For evaluation, they blocked one arm and imaged with the other. Then they switched the arms so that they had one set of images from the top of the microspheres and the other from near their equator. Finally, they used their setup to image with both arms simultaneously. When compared, the sets of images agreed very well, with the researchers noting that the use of two arms at the same time produced images with less noise than those taken with the arms individually. The work is detailed in the June 15 issue of Optics Letters.

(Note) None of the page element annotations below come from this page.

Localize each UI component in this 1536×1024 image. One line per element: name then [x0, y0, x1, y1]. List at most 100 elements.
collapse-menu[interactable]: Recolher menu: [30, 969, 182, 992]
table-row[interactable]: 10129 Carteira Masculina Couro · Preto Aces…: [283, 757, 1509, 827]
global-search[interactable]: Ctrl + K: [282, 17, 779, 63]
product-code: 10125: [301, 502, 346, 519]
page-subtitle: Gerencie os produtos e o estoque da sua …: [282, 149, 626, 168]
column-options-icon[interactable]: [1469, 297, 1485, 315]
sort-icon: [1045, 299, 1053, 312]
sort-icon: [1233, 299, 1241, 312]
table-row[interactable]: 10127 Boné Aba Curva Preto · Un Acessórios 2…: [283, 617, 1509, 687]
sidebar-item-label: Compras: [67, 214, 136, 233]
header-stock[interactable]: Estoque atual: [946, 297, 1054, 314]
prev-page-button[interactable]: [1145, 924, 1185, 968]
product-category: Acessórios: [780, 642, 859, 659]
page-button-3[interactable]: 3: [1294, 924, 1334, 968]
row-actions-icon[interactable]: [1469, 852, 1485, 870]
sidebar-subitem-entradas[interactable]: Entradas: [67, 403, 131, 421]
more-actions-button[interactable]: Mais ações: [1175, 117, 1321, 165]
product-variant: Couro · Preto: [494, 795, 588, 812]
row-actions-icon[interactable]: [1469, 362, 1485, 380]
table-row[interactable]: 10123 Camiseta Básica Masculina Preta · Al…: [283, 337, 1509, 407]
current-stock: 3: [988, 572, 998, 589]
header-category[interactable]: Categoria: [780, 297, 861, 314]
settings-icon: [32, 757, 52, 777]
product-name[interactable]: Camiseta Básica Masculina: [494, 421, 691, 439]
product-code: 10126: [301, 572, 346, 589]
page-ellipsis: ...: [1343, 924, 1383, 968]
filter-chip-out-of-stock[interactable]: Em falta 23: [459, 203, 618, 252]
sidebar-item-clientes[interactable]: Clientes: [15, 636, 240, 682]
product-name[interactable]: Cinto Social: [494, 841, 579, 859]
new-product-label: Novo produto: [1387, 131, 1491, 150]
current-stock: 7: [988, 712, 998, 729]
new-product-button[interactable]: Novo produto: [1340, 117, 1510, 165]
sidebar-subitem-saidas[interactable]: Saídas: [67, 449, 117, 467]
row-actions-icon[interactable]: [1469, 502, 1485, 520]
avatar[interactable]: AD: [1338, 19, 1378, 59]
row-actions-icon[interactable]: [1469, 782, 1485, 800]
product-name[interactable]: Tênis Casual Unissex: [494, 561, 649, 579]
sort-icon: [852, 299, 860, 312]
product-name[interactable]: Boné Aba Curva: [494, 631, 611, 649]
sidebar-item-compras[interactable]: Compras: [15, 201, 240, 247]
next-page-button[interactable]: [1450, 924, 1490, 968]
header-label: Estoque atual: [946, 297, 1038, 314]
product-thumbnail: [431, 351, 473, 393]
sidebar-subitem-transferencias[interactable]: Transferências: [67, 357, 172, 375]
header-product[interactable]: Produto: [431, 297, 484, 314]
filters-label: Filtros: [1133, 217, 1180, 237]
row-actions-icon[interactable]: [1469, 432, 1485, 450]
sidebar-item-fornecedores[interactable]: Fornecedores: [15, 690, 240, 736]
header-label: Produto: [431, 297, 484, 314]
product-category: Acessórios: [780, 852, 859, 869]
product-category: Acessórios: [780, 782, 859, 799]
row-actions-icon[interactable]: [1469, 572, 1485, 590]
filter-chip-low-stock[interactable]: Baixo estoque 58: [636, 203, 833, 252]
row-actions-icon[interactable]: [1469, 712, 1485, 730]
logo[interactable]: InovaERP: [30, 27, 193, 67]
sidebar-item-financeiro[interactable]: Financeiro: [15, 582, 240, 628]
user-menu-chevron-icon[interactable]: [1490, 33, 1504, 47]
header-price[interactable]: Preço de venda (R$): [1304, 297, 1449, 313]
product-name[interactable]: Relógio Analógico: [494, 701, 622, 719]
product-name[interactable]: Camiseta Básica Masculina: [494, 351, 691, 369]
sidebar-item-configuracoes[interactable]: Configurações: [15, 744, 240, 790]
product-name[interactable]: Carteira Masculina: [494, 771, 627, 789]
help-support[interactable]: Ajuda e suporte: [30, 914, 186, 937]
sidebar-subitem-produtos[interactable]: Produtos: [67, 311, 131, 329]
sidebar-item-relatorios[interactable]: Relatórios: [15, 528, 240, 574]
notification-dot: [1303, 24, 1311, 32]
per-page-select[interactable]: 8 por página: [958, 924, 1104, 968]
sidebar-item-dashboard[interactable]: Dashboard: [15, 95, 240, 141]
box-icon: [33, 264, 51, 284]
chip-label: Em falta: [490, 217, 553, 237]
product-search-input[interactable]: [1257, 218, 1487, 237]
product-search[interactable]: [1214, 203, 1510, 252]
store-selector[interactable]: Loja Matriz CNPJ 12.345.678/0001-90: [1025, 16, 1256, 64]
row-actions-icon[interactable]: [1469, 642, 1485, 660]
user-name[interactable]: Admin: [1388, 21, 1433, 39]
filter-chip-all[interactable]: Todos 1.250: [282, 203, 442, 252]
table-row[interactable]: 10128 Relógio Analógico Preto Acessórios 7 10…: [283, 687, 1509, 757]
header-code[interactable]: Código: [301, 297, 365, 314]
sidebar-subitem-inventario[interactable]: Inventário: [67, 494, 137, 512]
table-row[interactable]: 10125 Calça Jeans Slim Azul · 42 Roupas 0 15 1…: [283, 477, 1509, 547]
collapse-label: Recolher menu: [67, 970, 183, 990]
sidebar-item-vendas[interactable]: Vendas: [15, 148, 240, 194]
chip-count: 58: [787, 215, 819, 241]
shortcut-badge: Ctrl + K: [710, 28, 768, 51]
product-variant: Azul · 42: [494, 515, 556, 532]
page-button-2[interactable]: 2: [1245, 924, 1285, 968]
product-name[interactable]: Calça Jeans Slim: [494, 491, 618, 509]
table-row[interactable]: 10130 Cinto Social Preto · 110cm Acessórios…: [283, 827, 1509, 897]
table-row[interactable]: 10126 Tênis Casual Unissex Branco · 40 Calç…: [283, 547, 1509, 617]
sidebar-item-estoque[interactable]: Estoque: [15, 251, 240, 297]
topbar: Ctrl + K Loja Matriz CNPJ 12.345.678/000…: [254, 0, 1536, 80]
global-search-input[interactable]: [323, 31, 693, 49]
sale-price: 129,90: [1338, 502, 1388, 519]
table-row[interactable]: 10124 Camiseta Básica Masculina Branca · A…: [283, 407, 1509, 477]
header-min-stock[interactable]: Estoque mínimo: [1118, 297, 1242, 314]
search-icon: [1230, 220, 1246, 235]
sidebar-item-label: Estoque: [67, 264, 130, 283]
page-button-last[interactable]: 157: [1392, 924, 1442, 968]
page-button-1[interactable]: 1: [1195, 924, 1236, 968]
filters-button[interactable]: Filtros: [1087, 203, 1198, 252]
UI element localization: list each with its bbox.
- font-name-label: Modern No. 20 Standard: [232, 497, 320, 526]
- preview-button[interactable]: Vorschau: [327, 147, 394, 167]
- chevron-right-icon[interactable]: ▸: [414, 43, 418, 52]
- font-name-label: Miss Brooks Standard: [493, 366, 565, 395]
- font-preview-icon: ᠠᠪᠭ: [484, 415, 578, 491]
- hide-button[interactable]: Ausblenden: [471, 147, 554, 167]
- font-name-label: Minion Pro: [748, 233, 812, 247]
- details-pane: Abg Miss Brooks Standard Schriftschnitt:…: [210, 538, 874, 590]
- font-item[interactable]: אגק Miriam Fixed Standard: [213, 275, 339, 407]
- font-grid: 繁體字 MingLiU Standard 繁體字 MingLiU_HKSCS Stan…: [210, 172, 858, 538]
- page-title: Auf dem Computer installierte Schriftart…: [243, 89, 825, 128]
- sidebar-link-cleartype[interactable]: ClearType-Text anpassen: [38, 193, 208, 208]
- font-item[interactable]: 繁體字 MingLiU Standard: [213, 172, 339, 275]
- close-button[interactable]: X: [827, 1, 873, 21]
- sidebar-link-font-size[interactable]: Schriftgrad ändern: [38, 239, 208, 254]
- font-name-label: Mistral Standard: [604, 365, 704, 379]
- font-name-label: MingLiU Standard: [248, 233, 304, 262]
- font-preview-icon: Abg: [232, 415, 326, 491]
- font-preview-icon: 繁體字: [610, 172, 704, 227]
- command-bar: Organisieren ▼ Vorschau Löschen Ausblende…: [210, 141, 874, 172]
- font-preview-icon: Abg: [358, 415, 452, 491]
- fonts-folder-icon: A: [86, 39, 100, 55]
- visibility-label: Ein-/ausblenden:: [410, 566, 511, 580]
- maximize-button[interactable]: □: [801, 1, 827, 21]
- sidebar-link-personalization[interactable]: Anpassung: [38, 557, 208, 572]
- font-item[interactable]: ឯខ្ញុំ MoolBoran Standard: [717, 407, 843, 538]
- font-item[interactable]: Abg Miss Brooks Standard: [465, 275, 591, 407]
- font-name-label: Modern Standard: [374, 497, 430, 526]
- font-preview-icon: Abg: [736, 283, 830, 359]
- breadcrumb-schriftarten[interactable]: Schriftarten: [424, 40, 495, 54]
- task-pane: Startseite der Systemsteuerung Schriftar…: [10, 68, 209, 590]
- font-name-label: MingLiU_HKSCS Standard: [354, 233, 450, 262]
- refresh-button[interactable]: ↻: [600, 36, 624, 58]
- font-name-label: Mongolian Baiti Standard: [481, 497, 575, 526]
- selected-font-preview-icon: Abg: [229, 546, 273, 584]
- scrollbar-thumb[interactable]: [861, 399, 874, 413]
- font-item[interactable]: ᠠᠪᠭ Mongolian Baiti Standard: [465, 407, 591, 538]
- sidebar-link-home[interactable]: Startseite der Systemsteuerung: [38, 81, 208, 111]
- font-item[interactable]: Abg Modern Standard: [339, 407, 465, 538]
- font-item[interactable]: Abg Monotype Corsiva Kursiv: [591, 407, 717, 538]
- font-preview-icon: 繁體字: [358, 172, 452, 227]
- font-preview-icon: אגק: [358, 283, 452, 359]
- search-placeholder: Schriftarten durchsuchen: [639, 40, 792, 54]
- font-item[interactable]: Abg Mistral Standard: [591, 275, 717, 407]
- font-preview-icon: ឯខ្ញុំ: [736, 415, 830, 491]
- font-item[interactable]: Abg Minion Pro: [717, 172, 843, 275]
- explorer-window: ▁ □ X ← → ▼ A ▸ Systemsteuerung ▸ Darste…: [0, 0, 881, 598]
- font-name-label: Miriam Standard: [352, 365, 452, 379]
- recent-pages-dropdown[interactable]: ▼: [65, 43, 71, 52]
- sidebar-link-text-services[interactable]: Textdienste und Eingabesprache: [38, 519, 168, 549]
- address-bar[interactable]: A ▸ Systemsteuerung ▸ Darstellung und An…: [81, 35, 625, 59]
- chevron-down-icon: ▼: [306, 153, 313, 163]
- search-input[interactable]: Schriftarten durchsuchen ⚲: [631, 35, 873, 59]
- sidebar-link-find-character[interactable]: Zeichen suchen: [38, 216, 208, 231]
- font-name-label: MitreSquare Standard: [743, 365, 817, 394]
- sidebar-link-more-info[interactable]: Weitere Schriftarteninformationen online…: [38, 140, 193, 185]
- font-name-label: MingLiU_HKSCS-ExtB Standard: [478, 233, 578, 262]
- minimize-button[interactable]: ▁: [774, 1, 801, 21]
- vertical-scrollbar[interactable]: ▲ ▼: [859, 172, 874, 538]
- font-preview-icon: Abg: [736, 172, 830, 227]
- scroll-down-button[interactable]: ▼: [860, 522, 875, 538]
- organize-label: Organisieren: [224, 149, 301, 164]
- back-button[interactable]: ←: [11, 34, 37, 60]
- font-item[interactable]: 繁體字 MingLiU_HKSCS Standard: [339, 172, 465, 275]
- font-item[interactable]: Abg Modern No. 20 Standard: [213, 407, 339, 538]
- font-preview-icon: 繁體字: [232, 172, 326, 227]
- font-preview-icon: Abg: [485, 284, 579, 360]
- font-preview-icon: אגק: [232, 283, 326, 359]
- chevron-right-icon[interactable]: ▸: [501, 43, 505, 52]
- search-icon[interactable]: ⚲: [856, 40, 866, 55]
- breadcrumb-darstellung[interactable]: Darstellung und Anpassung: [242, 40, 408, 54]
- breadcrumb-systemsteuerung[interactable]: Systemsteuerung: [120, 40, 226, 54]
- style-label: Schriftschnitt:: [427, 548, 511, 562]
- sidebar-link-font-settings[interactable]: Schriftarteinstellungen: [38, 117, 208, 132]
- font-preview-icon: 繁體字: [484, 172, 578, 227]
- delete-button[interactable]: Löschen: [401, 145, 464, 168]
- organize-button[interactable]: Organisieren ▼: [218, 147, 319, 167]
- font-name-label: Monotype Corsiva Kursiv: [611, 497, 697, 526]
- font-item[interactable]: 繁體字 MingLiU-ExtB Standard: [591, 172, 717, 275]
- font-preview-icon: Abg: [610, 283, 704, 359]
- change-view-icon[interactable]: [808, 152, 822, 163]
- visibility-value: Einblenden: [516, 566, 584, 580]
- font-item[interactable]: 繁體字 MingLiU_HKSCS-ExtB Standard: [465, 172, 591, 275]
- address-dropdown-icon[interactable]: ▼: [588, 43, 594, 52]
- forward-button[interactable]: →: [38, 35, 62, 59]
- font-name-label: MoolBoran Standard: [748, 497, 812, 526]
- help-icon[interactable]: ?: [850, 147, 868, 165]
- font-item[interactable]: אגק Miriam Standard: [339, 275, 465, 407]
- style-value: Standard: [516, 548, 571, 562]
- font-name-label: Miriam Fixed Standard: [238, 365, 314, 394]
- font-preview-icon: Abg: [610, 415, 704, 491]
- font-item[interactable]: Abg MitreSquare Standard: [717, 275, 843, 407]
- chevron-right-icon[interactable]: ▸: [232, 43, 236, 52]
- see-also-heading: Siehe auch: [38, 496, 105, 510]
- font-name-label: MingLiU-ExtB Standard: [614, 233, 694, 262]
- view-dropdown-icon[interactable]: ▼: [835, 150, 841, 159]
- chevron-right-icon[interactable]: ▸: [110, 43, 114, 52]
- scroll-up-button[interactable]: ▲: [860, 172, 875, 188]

Squier noted that, with the technique proven with controlled specimens, the next step will be to image living systems. His group is collaborating with another group on this research. The ultimate goal, he added, is to push the limits of high-speed high-resolution three-dimensional multiphoton imaging in neuronal and other scattering tissue. Although that is some time in the future, other improvements are already under way.
“While we are presently at two focal planes, we are working to extend this to five. That will be the next improvement in the system.”